実証実験においては、以下の内容が検証される予定だ。
1.
カタログの構造解析と情報抽出 : AI-OCR技術を利用し、カタログから規格、サイズ、重量などの情報を正確に抽出し、整理する。
2.
データベース設計 : 営業活動向けに検索性や利便性を重視したデータベース構造の設計を行い、実際の運用に向けた基盤作りを進める。
3.
AIと見積業務の統合 : 将来的には、取引先からの見積依頼内容に基づき、AIが自動的に条件に合致した製品情報を抽出・照合できるプロセスを実現する。
リチェルカのビジョン
本実験を通じて、営業担当者の業務負担を軽減し、顧客とのコミュニケーションや価値提案により多くの時間を割けるようになることを目指す。

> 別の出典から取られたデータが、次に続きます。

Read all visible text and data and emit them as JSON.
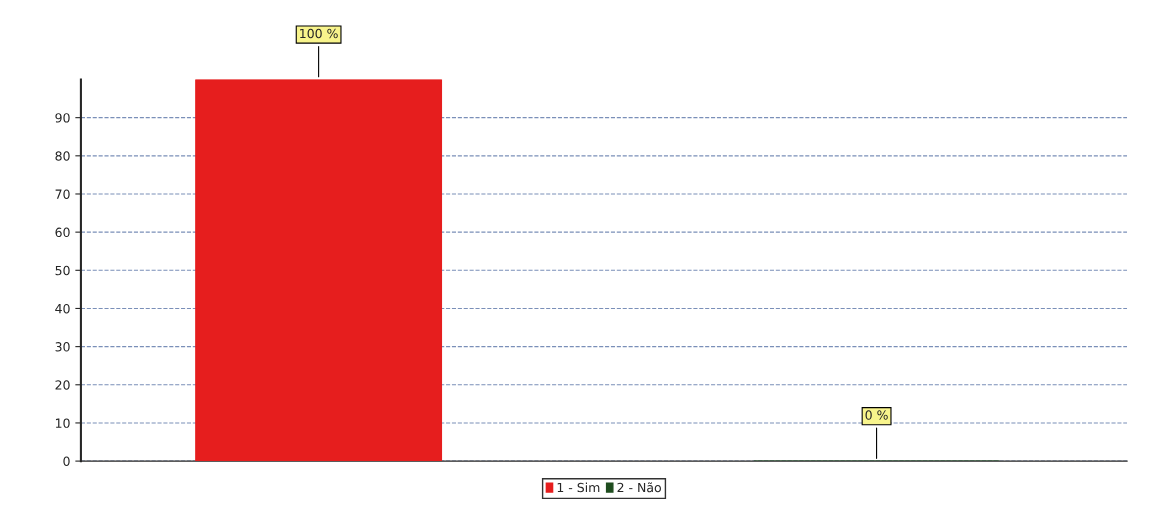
{
  "chart_data": {
    "type": "bar",
    "categories": [
      null,
      null
    ],
    "series": [
      {
        "name": "1 - Sim",
        "color": "#e61e1e",
        "values": [
          100,
          null
        ]
      },
      {
        "name": "2 - Não",
        "color": "#1f4d1f",
        "values": [
          null,
          0
        ]
      }
    ],
    "value_labels": [
      "100 %",
      "0 %"
    ],
    "ylim": [
      0,
      100
    ],
    "yticks": [
      0,
      10,
      20,
      30,
      40,
      50,
      60,
      70,
      80,
      90
    ],
    "grid": "y",
    "legend": "bottom"
  }
}
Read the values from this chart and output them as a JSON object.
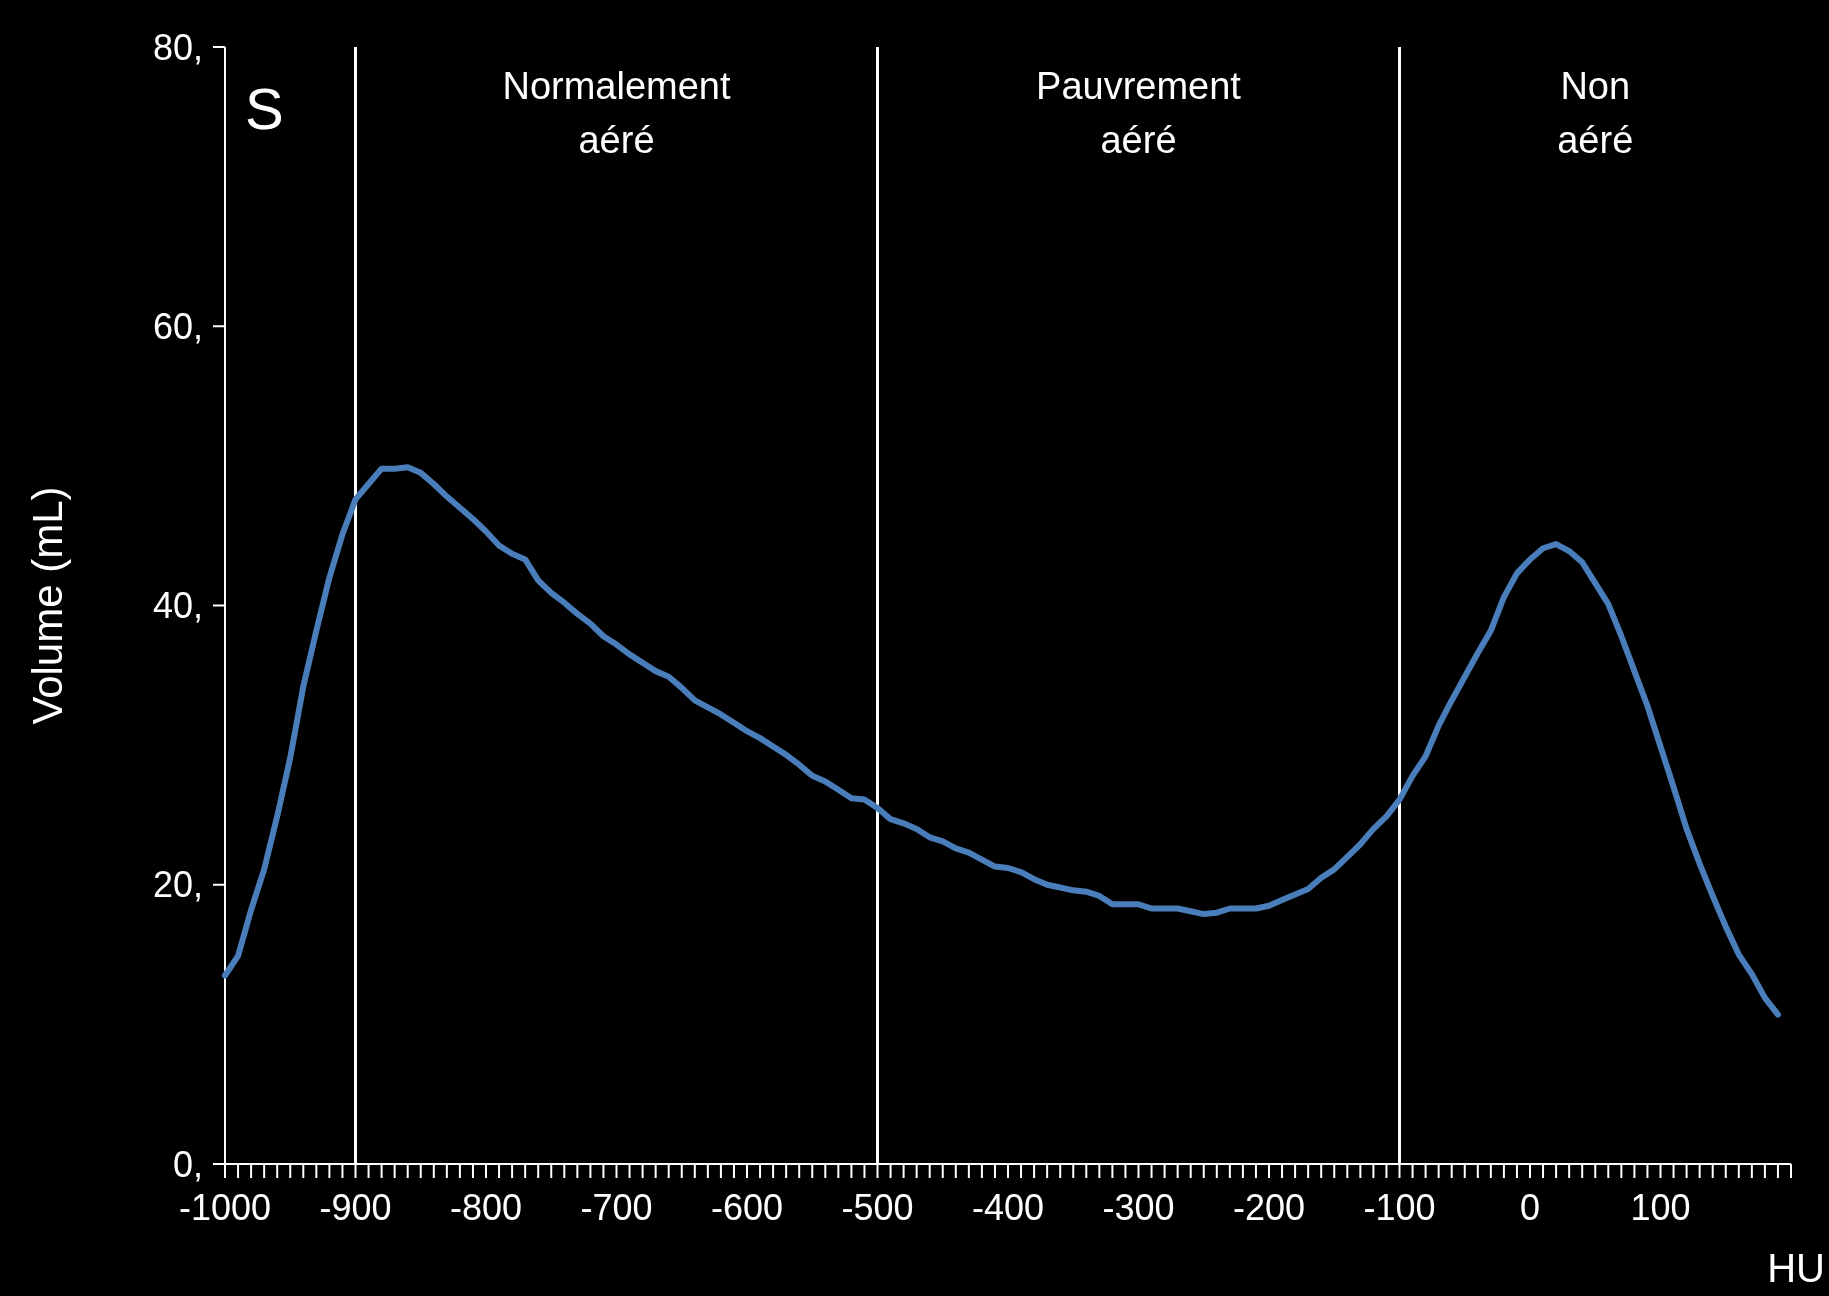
{
  "chart_data": {
    "type": "line",
    "xlabel": "HU",
    "ylabel": "Volume (mL)",
    "x": [
      -1000,
      -990,
      -980,
      -970,
      -960,
      -950,
      -940,
      -930,
      -920,
      -910,
      -900,
      -890,
      -880,
      -870,
      -860,
      -850,
      -840,
      -830,
      -820,
      -810,
      -800,
      -790,
      -780,
      -770,
      -760,
      -750,
      -740,
      -730,
      -720,
      -710,
      -700,
      -690,
      -680,
      -670,
      -660,
      -650,
      -640,
      -630,
      -620,
      -610,
      -600,
      -590,
      -580,
      -570,
      -560,
      -550,
      -540,
      -530,
      -520,
      -510,
      -500,
      -490,
      -480,
      -470,
      -460,
      -450,
      -440,
      -430,
      -420,
      -410,
      -400,
      -390,
      -380,
      -370,
      -360,
      -350,
      -340,
      -330,
      -320,
      -310,
      -300,
      -290,
      -280,
      -270,
      -260,
      -250,
      -240,
      -230,
      -220,
      -210,
      -200,
      -190,
      -180,
      -170,
      -160,
      -150,
      -140,
      -130,
      -120,
      -110,
      -100,
      -90,
      -80,
      -70,
      -60,
      -50,
      -40,
      -30,
      -20,
      -10,
      0,
      10,
      20,
      30,
      40,
      50,
      60,
      70,
      80,
      90,
      100,
      110,
      120,
      130,
      140,
      150,
      160,
      170,
      180,
      190
    ],
    "series": [
      {
        "color": "#4a7ebb",
        "values": [
          13.5,
          14.9,
          18.2,
          21.1,
          24.9,
          29.1,
          34.2,
          38.2,
          42,
          45.1,
          47.6,
          48.7,
          49.8,
          49.8,
          49.9,
          49.5,
          48.7,
          47.8,
          47,
          46.2,
          45.3,
          44.3,
          43.7,
          43.3,
          41.8,
          40.9,
          40.2,
          39.4,
          38.7,
          37.8,
          37.2,
          36.5,
          35.9,
          35.3,
          34.9,
          34.1,
          33.2,
          32.7,
          32.2,
          31.6,
          31,
          30.5,
          29.9,
          29.3,
          28.6,
          27.8,
          27.4,
          26.8,
          26.2,
          26.1,
          25.5,
          24.7,
          24.4,
          24,
          23.4,
          23.1,
          22.6,
          22.3,
          21.8,
          21.3,
          21.2,
          20.9,
          20.4,
          20,
          19.8,
          19.6,
          19.5,
          19.2,
          18.6,
          18.6,
          18.6,
          18.3,
          18.3,
          18.3,
          18.1,
          17.9,
          18,
          18.3,
          18.3,
          18.3,
          18.5,
          18.9,
          19.3,
          19.7,
          20.5,
          21.1,
          22,
          22.9,
          24,
          24.9,
          26.1,
          27.8,
          29.2,
          31.4,
          33.2,
          34.9,
          36.6,
          38.2,
          40.6,
          42.3,
          43.3,
          44.1,
          44.4,
          43.9,
          43.1,
          41.6,
          40.1,
          37.8,
          35.3,
          32.8,
          29.9,
          27,
          24,
          21.5,
          19.2,
          17,
          15,
          13.6,
          11.9,
          10.7
        ]
      }
    ],
    "xlim": [
      -1000,
      200
    ],
    "xticks": [
      -1000,
      {
        "value": -990,
        "label": null
      },
      {
        "value": -980,
        "label": null
      },
      {
        "value": -970,
        "label": null
      },
      {
        "value": -960,
        "label": null
      },
      {
        "value": -950,
        "label": null
      },
      {
        "value": -940,
        "label": null
      },
      {
        "value": -930,
        "label": null
      },
      {
        "value": -920,
        "label": null
      },
      {
        "value": -910,
        "label": null
      },
      -900,
      {
        "value": -890,
        "label": null
      },
      {
        "value": -880,
        "label": null
      },
      {
        "value": -870,
        "label": null
      },
      {
        "value": -860,
        "label": null
      },
      {
        "value": -850,
        "label": null
      },
      {
        "value": -840,
        "label": null
      },
      {
        "value": -830,
        "label": null
      },
      {
        "value": -820,
        "label": null
      },
      {
        "value": -810,
        "label": null
      },
      -800,
      {
        "value": -790,
        "label": null
      },
      {
        "value": -780,
        "label": null
      },
      {
        "value": -770,
        "label": null
      },
      {
        "value": -760,
        "label": null
      },
      {
        "value": -750,
        "label": null
      },
      {
        "value": -740,
        "label": null
      },
      {
        "value": -730,
        "label": null
      },
      {
        "value": -720,
        "label": null
      },
      {
        "value": -710,
        "label": null
      },
      -700,
      {
        "value": -690,
        "label": null
      },
      {
        "value": -680,
        "label": null
      },
      {
        "value": -670,
        "label": null
      },
      {
        "value": -660,
        "label": null
      },
      {
        "value": -650,
        "label": null
      },
      {
        "value": -640,
        "label": null
      },
      {
        "value": -630,
        "label": null
      },
      {
        "value": -620,
        "label": null
      },
      {
        "value": -610,
        "label": null
      },
      -600,
      {
        "value": -590,
        "label": null
      },
      {
        "value": -580,
        "label": null
      },
      {
        "value": -570,
        "label": null
      },
      {
        "value": -560,
        "label": null
      },
      {
        "value": -550,
        "label": null
      },
      {
        "value": -540,
        "label": null
      },
      {
        "value": -530,
        "label": null
      },
      {
        "value": -520,
        "label": null
      },
      {
        "value": -510,
        "label": null
      },
      -500,
      {
        "value": -490,
        "label": null
      },
      {
        "value": -480,
        "label": null
      },
      {
        "value": -470,
        "label": null
      },
      {
        "value": -460,
        "label": null
      },
      {
        "value": -450,
        "label": null
      },
      {
        "value": -440,
        "label": null
      },
      {
        "value": -430,
        "label": null
      },
      {
        "value": -420,
        "label": null
      },
      {
        "value": -410,
        "label": null
      },
      -400,
      {
        "value": -390,
        "label": null
      },
      {
        "value": -380,
        "label": null
      },
      {
        "value": -370,
        "label": null
      },
      {
        "value": -360,
        "label": null
      },
      {
        "value": -350,
        "label": null
      },
      {
        "value": -340,
        "label": null
      },
      {
        "value": -330,
        "label": null
      },
      {
        "value": -320,
        "label": null
      },
      {
        "value": -310,
        "label": null
      },
      -300,
      {
        "value": -290,
        "label": null
      },
      {
        "value": -280,
        "label": null
      },
      {
        "value": -270,
        "label": null
      },
      {
        "value": -260,
        "label": null
      },
      {
        "value": -250,
        "label": null
      },
      {
        "value": -240,
        "label": null
      },
      {
        "value": -230,
        "label": null
      },
      {
        "value": -220,
        "label": null
      },
      {
        "value": -210,
        "label": null
      },
      -200,
      {
        "value": -190,
        "label": null
      },
      {
        "value": -180,
        "label": null
      },
      {
        "value": -170,
        "label": null
      },
      {
        "value": -160,
        "label": null
      },
      {
        "value": -150,
        "label": null
      },
      {
        "value": -140,
        "label": null
      },
      {
        "value": -130,
        "label": null
      },
      {
        "value": -120,
        "label": null
      },
      {
        "value": -110,
        "label": null
      },
      -100,
      {
        "value": -90,
        "label": null
      },
      {
        "value": -80,
        "label": null
      },
      {
        "value": -70,
        "label": null
      },
      {
        "value": -60,
        "label": null
      },
      {
        "value": -50,
        "label": null
      },
      {
        "value": -40,
        "label": null
      },
      {
        "value": -30,
        "label": null
      },
      {
        "value": -20,
        "label": null
      },
      {
        "value": -10,
        "label": null
      },
      0,
      {
        "value": 10,
        "label": null
      },
      {
        "value": 20,
        "label": null
      },
      {
        "value": 30,
        "label": null
      },
      {
        "value": 40,
        "label": null
      },
      {
        "value": 50,
        "label": null
      },
      {
        "value": 60,
        "label": null
      },
      {
        "value": 70,
        "label": null
      },
      {
        "value": 80,
        "label": null
      },
      {
        "value": 90,
        "label": null
      },
      100,
      {
        "value": 110,
        "label": null
      },
      {
        "value": 120,
        "label": null
      },
      {
        "value": 130,
        "label": null
      },
      {
        "value": 140,
        "label": null
      },
      {
        "value": 150,
        "label": null
      },
      {
        "value": 160,
        "label": null
      },
      {
        "value": 170,
        "label": null
      },
      {
        "value": 180,
        "label": null
      },
      {
        "value": 190,
        "label": null
      },
      {
        "value": 200,
        "label": null
      }
    ],
    "ylim": [
      0,
      80
    ],
    "yticks": [
      {
        "value": 0,
        "label": "0,"
      },
      {
        "value": 20,
        "label": "20,"
      },
      {
        "value": 40,
        "label": "40,"
      },
      {
        "value": 60,
        "label": "60,"
      },
      {
        "value": 80,
        "label": "80,"
      }
    ],
    "grid": false,
    "marker": "none",
    "line_style": "solid",
    "ref_lines": [
      {
        "axis": "x",
        "value": -900,
        "color": "#ffffff"
      },
      {
        "axis": "x",
        "value": -500,
        "color": "#ffffff"
      },
      {
        "axis": "x",
        "value": -100,
        "color": "#ffffff"
      }
    ],
    "annotations": [
      "S",
      "Normalement aéré",
      "Pauvrement aéré",
      "Non aéré"
    ]
  }
}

リチェルカのミッションは、「すべての人を、クリエイティブワーカーに。」というパーパスのもと、業務の効率化と質の向上を並行して進めることである。AIを利用した情報の整備により、営業活動全体が変革され、営業担当者がより創造的な作業に集中できる環境を構築したいと考えている。
まとめ
リチェルカが取り組むこの実証実験は、鉄鋼業界が抱える課題に対してテクノロジーを活用し、業務の効率化と質の向上を図る重要なステップである。この実験で得られる知見が将来的に全社展開されることを期待したい。興味がある方は、リチェルカの公式ウェブサイトで詳細を確認してみてほしい。
リチェルカは2022年に設立され、AIの社会実装を目指して大手企業向けのソリューションを提供している。